Community member Deirdre Henderson told the board the student-drafted resolution has been before trustees since April 2023 and that students have repeatedly revised the proposal to address perceived board concerns. Henderson asked the board, as taxpayers and community members, to treat the request with urgency even though the board could not respond directly during public comment. “It’s been two years since April 2023 that the student proposed resolution…has been before you,” Henderson said.
Board president acknowledged the public comments and thanked the students; Superintendent Kramer noted that the superintendent’s office had “got this under note,” but no board motion or vote on a sustainability resolution occurred at the Aug. 13 meeting.

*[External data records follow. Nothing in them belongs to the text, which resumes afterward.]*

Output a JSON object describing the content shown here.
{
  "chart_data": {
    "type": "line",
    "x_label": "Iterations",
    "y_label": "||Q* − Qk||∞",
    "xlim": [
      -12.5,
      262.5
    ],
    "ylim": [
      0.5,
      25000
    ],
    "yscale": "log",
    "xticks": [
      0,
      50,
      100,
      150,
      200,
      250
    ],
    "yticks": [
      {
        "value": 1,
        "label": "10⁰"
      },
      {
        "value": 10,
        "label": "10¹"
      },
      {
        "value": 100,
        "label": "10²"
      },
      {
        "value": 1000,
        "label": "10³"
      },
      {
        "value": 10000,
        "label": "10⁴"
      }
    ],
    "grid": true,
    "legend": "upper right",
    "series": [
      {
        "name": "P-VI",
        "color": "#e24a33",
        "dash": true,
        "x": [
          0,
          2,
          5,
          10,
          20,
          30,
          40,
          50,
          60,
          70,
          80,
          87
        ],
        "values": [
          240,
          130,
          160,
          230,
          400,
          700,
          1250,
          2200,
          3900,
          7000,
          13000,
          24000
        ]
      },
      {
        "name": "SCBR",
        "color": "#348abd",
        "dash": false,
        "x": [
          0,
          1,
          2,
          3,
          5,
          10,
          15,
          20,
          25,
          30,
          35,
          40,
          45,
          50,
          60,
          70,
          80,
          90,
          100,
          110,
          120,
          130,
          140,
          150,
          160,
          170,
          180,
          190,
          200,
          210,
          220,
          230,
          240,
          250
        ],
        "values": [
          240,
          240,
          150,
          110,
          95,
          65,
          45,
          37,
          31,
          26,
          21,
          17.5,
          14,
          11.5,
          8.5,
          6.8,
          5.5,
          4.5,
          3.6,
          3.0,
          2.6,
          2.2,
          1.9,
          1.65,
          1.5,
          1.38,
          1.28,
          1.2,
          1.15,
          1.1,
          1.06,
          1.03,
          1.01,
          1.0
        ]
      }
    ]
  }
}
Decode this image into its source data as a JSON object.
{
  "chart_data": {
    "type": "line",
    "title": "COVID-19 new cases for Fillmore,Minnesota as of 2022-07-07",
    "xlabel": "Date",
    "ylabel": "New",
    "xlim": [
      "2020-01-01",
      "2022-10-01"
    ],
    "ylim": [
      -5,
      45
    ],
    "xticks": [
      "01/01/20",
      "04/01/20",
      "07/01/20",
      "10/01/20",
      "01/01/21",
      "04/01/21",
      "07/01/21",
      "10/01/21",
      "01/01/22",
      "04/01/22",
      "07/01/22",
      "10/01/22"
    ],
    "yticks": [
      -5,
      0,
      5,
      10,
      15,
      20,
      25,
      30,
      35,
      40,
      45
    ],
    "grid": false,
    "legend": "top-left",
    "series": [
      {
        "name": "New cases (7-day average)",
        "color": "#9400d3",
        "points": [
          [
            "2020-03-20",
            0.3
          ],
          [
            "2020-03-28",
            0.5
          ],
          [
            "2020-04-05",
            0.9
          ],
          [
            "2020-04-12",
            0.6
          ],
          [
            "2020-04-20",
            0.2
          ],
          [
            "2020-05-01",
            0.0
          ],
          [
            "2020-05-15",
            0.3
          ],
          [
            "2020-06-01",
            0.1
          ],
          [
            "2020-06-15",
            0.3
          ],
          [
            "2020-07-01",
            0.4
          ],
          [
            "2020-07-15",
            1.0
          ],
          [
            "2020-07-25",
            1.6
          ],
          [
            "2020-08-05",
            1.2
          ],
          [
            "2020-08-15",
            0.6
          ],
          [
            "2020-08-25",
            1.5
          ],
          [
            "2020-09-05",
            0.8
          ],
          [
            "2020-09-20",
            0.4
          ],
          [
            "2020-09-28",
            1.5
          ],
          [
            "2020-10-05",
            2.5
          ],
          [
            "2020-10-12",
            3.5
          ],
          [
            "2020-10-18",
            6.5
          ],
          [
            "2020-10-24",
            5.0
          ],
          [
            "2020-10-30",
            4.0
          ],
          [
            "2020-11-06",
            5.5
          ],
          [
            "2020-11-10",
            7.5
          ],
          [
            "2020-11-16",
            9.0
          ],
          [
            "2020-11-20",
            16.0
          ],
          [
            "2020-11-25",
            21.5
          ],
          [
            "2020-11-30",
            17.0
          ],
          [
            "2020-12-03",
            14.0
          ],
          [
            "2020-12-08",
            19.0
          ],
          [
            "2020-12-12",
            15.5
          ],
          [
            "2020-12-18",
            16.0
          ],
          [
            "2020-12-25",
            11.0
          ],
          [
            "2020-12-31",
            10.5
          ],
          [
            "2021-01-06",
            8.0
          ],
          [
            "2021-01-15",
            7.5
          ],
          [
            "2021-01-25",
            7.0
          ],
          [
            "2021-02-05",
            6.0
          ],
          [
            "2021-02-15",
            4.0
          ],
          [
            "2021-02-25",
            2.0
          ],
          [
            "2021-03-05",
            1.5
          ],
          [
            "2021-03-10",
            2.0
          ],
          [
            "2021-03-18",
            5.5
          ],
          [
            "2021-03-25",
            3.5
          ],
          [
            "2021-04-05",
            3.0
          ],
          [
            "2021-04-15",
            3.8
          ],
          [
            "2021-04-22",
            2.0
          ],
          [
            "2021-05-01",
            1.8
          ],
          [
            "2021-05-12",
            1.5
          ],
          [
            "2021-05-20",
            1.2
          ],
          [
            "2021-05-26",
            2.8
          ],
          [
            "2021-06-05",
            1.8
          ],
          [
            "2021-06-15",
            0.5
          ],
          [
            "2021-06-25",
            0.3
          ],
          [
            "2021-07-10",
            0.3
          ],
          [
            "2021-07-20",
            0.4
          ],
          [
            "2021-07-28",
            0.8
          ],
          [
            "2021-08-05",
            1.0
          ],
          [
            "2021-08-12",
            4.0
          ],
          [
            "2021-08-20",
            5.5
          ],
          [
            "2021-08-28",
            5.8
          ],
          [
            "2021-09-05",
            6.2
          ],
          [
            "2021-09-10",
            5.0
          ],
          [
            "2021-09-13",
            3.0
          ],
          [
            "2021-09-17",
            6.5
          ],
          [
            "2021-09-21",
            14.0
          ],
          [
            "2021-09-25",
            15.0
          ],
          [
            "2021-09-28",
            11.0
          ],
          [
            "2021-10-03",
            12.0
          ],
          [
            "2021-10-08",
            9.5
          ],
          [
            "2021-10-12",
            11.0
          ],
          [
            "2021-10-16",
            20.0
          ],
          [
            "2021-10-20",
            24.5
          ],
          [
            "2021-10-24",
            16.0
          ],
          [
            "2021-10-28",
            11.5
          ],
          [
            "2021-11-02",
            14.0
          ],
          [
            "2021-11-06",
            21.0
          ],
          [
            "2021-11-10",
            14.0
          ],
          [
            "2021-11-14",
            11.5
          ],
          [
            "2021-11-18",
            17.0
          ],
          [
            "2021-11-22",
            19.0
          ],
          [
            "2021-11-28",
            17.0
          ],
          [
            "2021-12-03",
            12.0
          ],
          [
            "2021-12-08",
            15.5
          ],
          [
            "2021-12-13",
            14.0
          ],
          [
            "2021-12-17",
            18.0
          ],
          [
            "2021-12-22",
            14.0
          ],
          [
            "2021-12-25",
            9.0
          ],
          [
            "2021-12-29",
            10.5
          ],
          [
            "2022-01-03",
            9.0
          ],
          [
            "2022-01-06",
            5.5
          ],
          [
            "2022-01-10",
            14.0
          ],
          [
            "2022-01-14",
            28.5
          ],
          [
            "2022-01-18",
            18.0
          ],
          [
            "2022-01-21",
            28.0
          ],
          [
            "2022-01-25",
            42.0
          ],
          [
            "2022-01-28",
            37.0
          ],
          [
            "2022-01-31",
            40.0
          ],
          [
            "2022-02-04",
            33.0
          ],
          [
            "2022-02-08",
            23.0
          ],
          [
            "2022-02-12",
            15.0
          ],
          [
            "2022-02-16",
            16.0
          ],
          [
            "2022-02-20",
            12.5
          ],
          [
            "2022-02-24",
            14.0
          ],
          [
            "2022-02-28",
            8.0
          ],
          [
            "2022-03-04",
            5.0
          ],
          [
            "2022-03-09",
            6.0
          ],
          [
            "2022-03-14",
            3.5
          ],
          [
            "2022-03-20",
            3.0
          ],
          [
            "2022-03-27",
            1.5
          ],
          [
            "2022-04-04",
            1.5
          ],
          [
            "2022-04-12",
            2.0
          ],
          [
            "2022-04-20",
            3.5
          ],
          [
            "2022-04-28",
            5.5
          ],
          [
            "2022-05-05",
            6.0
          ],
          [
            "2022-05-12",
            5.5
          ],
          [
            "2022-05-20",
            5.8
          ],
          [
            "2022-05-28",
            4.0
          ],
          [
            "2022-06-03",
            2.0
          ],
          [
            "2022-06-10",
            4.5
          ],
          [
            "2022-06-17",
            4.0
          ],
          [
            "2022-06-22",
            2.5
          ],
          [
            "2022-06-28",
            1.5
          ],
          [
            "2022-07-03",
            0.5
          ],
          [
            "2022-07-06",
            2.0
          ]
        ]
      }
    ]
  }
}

The public comment segment closed after those speakers. The district’s public statements at the meeting were limited to acknowledgment; no board action to place the students’ resolution on a future agenda was recorded in the meeting transcript.
Looking ahead, students and supporters said they will continue engagement this school year and requested the board consider a formal adoption or other actionable climate planning steps.
Provenance: first related remarks appear in the public comment segment beginning with Grayson Martin’s remarks at 9599.045–9601.86; the final related remarks are Deirdre Henderson’s comments at 9890.75–9923.431.